The Golem of Prague’s got a tough gig these days. Who can count the number of times in the last ten years he’s had to haul his clay body out of the attic of the Altneu Synagogue? Is there a contract somewhere that requires him to make a cameo every time a writer wants to add a mystical spark to their work? Sure, he’s got Michael Chabon and Cynthia Ozick on the line, but lately it seems everybody’s calling him, or one of his many incarnations, to make an appearance on The X-Files or in a book—Snow in August, Golems of Gotham, The Book of Splendor, Golem Song, the list goes on. Protecting his People against stake-wielding mobs and blood libelers looks easy by comparison.
The writers obviously did their research—Krusty (born Herschel Krustofski, in case you haven’t heard), doesn’t hesitate to tell the now fixed story of how, in the 1600s, Rabbi Loew molded the Golem to fight his community’s enemies. The tale was once much muddier: in the earliest published account, written by Leopold Weisel in 1847, Rabbi Loew essentially creates the Golem to do the dishes. Only with I.L. Peretz and Yudl Rosenberg‘s versions, published around the turn of the century amidst a resurgence of anti-Semitism, was the Golem promoted to savior status. Or as Krusty put it: “the legendary defender of the Jews, like Alan Dershowitz, but with a conscience.”
The animation should also delight the Criterion Collection crew: visually the Simpsons‘ Golem perfectly mimics the broad-bodied, wide-haired costume German expressionist filmmaker Paul Wegener created to star in his own Golem movies. In the last, and only surviving entry of Wegener’s silent trilogy, shot between 1915 and 1920, the Golem falls for the rabbi’s daughter, and goes on a rampage when that love’s denied.

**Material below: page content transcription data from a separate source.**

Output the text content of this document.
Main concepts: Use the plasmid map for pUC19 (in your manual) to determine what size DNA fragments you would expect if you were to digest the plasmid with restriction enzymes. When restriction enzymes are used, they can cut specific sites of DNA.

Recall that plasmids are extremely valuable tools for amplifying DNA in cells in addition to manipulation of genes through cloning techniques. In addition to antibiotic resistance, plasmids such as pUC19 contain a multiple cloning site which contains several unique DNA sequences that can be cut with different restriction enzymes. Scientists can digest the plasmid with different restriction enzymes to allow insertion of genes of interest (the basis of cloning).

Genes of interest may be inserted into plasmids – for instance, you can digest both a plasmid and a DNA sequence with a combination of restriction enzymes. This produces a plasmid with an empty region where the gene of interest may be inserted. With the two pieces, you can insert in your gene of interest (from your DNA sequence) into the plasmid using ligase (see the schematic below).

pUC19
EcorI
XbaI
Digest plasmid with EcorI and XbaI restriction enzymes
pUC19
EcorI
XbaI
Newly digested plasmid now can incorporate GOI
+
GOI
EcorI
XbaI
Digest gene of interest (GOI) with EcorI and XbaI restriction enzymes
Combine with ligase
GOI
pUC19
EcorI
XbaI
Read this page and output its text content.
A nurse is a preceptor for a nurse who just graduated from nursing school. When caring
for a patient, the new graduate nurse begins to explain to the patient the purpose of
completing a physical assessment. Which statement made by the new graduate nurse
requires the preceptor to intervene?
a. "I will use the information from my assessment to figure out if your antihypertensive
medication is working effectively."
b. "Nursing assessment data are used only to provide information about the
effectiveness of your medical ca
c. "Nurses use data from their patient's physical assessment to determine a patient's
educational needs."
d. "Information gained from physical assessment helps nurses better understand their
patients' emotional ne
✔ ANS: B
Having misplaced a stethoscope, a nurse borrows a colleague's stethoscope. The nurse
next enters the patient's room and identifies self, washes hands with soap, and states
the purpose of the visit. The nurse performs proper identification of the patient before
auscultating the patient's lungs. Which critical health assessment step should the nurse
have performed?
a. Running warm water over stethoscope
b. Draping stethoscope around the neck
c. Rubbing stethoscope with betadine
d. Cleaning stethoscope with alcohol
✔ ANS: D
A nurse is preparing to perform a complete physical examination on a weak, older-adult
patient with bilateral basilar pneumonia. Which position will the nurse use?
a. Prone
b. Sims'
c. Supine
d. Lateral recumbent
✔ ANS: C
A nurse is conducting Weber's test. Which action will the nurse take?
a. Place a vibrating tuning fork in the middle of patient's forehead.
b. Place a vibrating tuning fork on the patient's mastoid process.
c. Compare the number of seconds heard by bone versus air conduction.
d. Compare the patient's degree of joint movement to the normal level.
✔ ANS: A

The waking of the Simpsons‘ Golem has some horrible, unexpected consequences, too: Krusty recruits the Golem to gun down hecklers at comedy clubs. The routines rub off. When the Golem finally opens his mouth to speak (a rare feat in Golem lore), he has the voice of a Borscht Belt comic (channeled, without too much trouble, by Richard Lewis). It sounds like he “should be selling egg creams in Brighton Beach,” he tells Bart and Lisa, both unamused. “That’s what we call Jewish comedy. You don’t have to understand it because the words sounds funny. Meshuggenah! Hilarious!”
This may just be the canniest use of the Golem since The Amazing Adventures of Kavalier and Clay: uniting the exhausted legend of the Golem with another tired trope—an aging brand of stereotyped, self-deprecating humor. Did I mention the Golem’s neurotic, too? “I mangled and maimed 37 people, and I told a telemarketer I was busy when I wasn’t!”
It’s a style of take-my-wife-please yuks that has had little place in my heart, or on The Simpsons. The show’s central conduit for depicting and satirizing Jewish culture, Krusty, may be a Jewish comic, but he has always had as much in common with Jerry Stahl as Jackie Mason. Who else could follow a retelling of the Golem story by saying he’ll “need a shoebox full of blow” to get through a sketch?
Most tales about the Prague Golem end with the creature being put back to sleep by his master, but The Simpsons segment ends with a wedding. Perhaps in answer to Wegener’s unrequited love story, Marge and Lisa make the Golem a Playdough mate (Fran Drescher, sounding, remarkably, even more grating than usual). She, too, has taken lessons from Henny Youngman. “What’s with this outfit?” she says looking at her multicolored dress, “It looks like a lion ate a parrot and then threw up!” It’s enough to make Homer ready the ax—”back to the drawing board”—before the starstruck Golem stops him. I can only guess where they’ll go on their honeymoon—I wouldn’t want them to bake beneath the Bermuda sun—but maybe now the Golem will finally get the respite he deserves.